SHANGHAI/WASHINGTON – China and the United States agree that stronger pledges to fight climate change should be introduced before a new round of international talks at the end of the year, the two countries said in a joint statement on Sunday.
“The United States and China are committed to cooperating with each other and with other countries to tackle the climate crisis,” their joint statement said. The two countries will continue to discuss “concrete actions in the 2020s to reduce emissions aimed at keeping the Paris Agreement-aligned temperature limit within reach.”
Kerry’s stop in Shanghai was the first high-level visit to China by a Biden administration official since the new president took office, and followed a contentious exchange between officials from the two countries in March in Alaska.
The talks also mark a resumption of climate dialogue between the world’s two biggest greenhouse gas emitters. Bilateral discussions ground to a halt during the administration of Donald Trump, who withdrew from the 2015 Paris agreement after claiming it unfairly punished US businesses.

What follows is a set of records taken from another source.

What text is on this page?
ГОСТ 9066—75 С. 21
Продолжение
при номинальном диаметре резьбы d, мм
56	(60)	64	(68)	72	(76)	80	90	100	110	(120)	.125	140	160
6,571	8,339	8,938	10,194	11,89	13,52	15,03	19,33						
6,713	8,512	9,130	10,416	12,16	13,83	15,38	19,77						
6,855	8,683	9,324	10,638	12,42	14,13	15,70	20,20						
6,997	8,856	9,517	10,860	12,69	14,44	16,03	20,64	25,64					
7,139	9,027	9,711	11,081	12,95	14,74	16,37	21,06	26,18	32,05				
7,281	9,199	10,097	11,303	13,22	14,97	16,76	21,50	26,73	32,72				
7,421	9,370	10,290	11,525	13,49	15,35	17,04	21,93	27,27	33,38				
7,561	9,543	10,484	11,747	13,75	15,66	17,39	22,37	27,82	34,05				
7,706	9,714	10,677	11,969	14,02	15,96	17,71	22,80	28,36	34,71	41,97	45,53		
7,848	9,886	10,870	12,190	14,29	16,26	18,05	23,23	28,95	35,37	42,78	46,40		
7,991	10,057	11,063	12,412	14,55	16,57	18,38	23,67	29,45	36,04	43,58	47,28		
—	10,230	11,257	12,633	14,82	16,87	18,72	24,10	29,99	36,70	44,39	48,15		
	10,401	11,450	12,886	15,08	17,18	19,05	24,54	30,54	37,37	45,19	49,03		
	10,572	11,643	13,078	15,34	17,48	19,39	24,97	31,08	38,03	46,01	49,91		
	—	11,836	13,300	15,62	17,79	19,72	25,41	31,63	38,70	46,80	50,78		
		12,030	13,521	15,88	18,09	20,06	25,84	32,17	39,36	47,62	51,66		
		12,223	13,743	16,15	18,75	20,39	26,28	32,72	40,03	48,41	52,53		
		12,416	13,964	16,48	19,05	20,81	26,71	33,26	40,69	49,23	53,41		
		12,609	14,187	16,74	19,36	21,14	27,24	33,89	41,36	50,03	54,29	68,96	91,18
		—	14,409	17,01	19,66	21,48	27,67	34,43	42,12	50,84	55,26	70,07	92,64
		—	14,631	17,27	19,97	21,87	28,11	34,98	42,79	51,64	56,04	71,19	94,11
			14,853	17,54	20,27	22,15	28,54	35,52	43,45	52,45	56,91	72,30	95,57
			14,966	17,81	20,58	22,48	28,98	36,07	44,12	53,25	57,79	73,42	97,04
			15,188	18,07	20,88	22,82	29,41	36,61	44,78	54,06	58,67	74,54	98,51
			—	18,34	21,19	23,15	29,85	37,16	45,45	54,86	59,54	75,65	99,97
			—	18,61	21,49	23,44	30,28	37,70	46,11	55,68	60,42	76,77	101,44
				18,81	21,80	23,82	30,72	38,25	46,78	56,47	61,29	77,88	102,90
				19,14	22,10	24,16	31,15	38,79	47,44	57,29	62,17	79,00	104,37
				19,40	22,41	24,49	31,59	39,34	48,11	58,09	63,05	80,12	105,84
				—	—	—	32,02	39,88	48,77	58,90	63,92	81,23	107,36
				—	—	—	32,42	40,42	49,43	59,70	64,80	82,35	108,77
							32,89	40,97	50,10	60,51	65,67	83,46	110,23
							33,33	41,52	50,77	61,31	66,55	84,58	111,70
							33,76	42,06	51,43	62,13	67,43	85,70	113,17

The United States is expected soon to deliver a new pledge to reduce US greenhouse gas emissions in a bid to win back trust from foreign allies. Biden brought the United States back into the Paris climate accord.
The statement said the two countries also agreed to discuss specific emission reduction actions including energy storage, carbon capture and hydrogen. They said they would take action to maximise financing for developing countries to switch to low-carbon energy sources.
The Paris agreement encourages countries to submit more ambitious climate pledges if they are able to do so. China has already promised enhanced actions as it tries to meet its goal to become “carbon neutral” by 2060.